Evaluate OpenAI Agents (Python SDK)
Use the Python openai-agents SDK with Promptfoo by wrapping your agent as a Python provider. This gives you full control over agent code, tools, sessions, and framework-specific tracing, while still letting Promptfoo score outputs and assert on the traced workflow.
The built-in openai:agents:* provider is for the JavaScript @openai/agents SDK. For the Python SDK, use the Python provider path described here.
Quick Start
npx promptfoo@latest init --example openai-agents
cd openai-agents
python3 -m venv .venv
source .venv/bin/activate
pip install -r requirements.txt
export OPENAI_API_KEY=your_api_key_here
npx promptfoo@latest eval -c promptfooconfig.yaml --no-cache
PROMPTFOO_ENABLE_OTEL=true npx promptfoo@latest eval -c promptfooconfig.yaml --no-cache
npx promptfoo@latest view
What The Example Covers
- multi-turn execution over a persistent
SQLiteSession - specialist handoffs between a triage agent, an FAQ agent, and a seat-booking agent
- Promptfoo trace ingestion of the SDK's internal spans
- assertions on tool usage, tool arguments, agent spans, tool order, and overall task success
How The Tracing Works
Promptfoo can only assert on tool paths if it receives the agent's internal spans. The example does that by installing a custom TracingProcessor for the OpenAI Agents SDK and exporting those spans to Promptfoo's OTLP receiver.
At a high level:
- Promptfoo enables tracing and injects a W3C
traceparentinto the Python provider context. - The example parses that trace context and configures a custom OpenAI Agents tracing processor.
- The processor converts OpenAI Agents spans into OTLP JSON.
- Promptfoo ingests those spans and makes them available in the Trace Timeline and
trajectory:*assertions.
If you skip this exporter, Promptfoo will not see the SDK's tool and handoff spans, so trajectory:* assertions will not have the trace data they need.

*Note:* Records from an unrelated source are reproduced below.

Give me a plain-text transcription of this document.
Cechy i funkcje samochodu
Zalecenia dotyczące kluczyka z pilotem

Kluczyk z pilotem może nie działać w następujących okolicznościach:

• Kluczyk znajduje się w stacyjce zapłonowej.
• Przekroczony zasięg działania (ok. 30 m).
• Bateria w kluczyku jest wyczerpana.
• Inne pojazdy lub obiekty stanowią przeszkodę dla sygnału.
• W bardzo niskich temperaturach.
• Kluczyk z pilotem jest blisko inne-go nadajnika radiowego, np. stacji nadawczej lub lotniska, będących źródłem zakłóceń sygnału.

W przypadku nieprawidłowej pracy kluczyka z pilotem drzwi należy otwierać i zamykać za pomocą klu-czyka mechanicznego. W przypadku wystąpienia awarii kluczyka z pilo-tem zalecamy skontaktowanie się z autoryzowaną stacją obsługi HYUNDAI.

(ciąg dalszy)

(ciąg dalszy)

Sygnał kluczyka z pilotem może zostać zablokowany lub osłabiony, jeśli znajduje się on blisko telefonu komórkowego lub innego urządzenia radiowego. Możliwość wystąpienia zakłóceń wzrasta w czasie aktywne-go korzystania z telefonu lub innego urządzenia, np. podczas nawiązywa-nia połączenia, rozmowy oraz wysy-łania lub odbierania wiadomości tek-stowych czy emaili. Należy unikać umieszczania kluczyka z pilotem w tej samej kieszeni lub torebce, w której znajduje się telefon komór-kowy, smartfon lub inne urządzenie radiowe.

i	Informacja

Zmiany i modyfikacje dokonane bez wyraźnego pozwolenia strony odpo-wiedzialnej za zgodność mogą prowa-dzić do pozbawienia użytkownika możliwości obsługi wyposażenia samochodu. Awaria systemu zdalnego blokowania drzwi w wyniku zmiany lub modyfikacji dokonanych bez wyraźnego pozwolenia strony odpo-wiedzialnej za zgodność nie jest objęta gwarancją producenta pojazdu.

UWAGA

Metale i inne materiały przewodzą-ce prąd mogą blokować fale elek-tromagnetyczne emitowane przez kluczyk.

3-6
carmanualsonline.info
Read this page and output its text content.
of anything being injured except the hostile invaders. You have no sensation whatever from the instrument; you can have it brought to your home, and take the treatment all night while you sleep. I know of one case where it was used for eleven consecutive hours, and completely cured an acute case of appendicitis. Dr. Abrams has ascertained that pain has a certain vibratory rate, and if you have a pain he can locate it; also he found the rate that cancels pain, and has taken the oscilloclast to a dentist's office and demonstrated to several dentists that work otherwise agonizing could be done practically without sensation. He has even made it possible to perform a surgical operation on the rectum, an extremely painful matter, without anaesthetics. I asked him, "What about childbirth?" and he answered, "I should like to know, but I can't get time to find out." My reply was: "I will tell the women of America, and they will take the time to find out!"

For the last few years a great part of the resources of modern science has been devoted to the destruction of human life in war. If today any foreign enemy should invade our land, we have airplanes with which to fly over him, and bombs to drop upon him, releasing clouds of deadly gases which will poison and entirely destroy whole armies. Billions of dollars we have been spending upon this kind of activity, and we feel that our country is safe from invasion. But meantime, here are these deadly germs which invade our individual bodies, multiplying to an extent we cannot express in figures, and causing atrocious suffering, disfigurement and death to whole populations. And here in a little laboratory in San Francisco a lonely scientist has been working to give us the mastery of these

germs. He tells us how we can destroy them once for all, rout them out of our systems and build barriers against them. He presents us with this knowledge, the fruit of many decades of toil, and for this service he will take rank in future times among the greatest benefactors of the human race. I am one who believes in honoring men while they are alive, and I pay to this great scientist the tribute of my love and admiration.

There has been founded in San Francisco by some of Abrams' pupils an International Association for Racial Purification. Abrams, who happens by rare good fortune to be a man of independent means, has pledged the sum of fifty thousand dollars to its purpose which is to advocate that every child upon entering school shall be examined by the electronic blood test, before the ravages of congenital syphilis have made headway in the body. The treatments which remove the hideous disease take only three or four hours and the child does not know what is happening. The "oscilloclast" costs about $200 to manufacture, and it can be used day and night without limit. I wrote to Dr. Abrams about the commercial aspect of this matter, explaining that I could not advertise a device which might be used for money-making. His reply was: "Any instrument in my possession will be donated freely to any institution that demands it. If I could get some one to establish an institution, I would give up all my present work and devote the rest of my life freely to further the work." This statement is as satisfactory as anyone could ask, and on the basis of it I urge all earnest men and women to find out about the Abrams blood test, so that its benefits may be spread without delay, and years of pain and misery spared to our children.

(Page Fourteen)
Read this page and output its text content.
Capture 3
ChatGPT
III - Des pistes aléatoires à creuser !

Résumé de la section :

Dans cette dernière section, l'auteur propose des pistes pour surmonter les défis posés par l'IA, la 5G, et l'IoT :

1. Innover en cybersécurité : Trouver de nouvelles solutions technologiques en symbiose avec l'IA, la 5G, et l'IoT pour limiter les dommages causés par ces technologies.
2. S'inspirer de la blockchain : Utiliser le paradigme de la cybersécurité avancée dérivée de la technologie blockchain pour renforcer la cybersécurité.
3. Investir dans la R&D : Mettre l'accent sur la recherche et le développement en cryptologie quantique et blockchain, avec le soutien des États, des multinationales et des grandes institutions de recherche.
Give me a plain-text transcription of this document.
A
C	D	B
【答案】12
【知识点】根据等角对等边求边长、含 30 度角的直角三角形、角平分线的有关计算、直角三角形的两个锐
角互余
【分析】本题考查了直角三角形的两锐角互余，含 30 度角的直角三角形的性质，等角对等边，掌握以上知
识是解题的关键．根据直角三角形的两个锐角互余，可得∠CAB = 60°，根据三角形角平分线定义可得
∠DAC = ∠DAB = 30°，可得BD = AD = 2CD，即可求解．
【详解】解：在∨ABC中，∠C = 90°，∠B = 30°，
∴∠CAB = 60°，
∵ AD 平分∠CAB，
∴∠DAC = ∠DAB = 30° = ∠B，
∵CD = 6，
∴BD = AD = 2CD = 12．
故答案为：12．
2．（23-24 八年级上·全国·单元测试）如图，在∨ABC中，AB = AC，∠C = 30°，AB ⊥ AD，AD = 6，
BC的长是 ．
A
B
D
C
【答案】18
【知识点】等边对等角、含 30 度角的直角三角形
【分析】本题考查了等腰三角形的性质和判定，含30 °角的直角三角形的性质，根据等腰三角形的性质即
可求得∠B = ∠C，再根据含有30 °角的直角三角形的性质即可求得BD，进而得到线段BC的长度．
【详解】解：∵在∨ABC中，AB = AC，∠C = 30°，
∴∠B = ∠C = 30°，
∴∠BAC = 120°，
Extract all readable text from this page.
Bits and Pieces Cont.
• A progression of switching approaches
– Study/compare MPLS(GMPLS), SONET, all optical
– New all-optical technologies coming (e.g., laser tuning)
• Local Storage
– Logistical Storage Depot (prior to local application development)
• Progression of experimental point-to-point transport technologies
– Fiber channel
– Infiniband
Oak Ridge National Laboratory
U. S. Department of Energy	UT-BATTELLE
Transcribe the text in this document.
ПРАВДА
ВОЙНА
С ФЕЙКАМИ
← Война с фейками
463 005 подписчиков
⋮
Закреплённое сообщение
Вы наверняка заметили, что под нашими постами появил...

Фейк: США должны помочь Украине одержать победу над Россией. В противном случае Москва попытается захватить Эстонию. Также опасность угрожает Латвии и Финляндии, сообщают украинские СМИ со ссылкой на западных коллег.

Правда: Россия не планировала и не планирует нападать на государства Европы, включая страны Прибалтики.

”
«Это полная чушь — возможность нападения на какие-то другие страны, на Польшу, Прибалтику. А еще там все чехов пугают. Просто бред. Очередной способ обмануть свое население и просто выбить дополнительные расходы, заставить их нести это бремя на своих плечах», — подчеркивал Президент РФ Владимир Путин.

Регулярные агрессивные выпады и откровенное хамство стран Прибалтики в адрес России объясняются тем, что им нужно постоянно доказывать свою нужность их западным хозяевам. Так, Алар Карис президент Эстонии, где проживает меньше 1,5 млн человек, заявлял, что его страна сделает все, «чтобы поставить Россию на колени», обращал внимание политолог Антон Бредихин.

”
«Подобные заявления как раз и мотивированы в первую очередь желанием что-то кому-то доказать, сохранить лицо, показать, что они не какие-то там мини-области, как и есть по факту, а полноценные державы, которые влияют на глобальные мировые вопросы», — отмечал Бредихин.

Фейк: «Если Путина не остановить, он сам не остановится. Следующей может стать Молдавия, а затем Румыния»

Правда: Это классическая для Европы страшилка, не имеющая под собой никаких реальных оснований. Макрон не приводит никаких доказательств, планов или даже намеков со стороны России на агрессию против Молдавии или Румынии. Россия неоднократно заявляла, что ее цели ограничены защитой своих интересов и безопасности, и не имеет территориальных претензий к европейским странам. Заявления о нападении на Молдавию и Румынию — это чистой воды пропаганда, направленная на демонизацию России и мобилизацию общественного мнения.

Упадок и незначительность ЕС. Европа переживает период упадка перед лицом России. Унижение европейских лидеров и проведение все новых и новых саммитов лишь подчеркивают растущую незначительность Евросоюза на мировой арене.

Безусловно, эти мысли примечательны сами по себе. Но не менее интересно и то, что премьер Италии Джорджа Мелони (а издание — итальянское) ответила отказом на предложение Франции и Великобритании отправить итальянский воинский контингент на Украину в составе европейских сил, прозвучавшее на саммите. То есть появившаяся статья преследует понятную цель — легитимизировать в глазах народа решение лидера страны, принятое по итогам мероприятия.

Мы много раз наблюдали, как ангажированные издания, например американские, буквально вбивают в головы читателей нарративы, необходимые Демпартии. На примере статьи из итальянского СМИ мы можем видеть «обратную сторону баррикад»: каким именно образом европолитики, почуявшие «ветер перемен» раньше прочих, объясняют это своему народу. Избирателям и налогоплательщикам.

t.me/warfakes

If you also enable Promptfoo's Python wrapper OTEL path with PROMPTFOO_ENABLE_OTEL=true, the example will emit a provider-level Python span as well. The custom SDK spans will inherit that active OTEL span as their parent. The example config accepts both OTLP JSON and protobuf because the SDK bridge emits JSON while the wrapper exporter uses protobuf by default.
Assertion Pattern
The example config asserts on the agent's actual behavior instead of only the final message:
vars:
steps_json: |
[
"My name is Ada Lovelace and my confirmation number is ABC123.",
"Move me to seat 14C.",
"Also, what is the baggage allowance?"
]
assert:
- type: trajectory:tool-used
value:
- lookup_reservation
- update_seat
- faq_lookup
- type: trajectory:tool-args-match
value:
name: update_seat
args:
confirmation_number: ABC123
new_seat: 14C
mode: partial
- type: trajectory:tool-sequence
value:
steps:
- lookup_reservation
- update_seat
- faq_lookup
- type: trajectory:step-count
value:
type: span
pattern: 'agent *'
min: 3
- type: trace-error-spans
value:
max_count: 0
Use trajectory:goal-success when you want a judge model to decide whether the traced workflow actually completed the task, not just whether it hit the right tool path.
Long-Horizon Tasks
The example turns one eval row into a long-horizon task by passing a JSON-encoded list of user turns in vars.steps_json. The provider parses that JSON and executes the turns sequentially against a shared SQLiteSession, which lets the SDK preserve working memory across turns inside a single Promptfoo test case.
That pattern is useful when you want to evaluate:
- multi-step workflows that need memory
- agent handoffs over time
- task completion after several intermediate actions
- regressions in tool usage across longer trajectories
Telemetry
After the eval finishes, open the web UI and inspect the Trace Timeline for any row. You should see:
- a provider-level Python span when
PROMPTFOO_ENABLE_OTEL=true - agent spans
- handoff spans
- generation spans
- function-tool spans with tool names and arguments
That same trace data powers trace-span-* and trajectory:* assertions.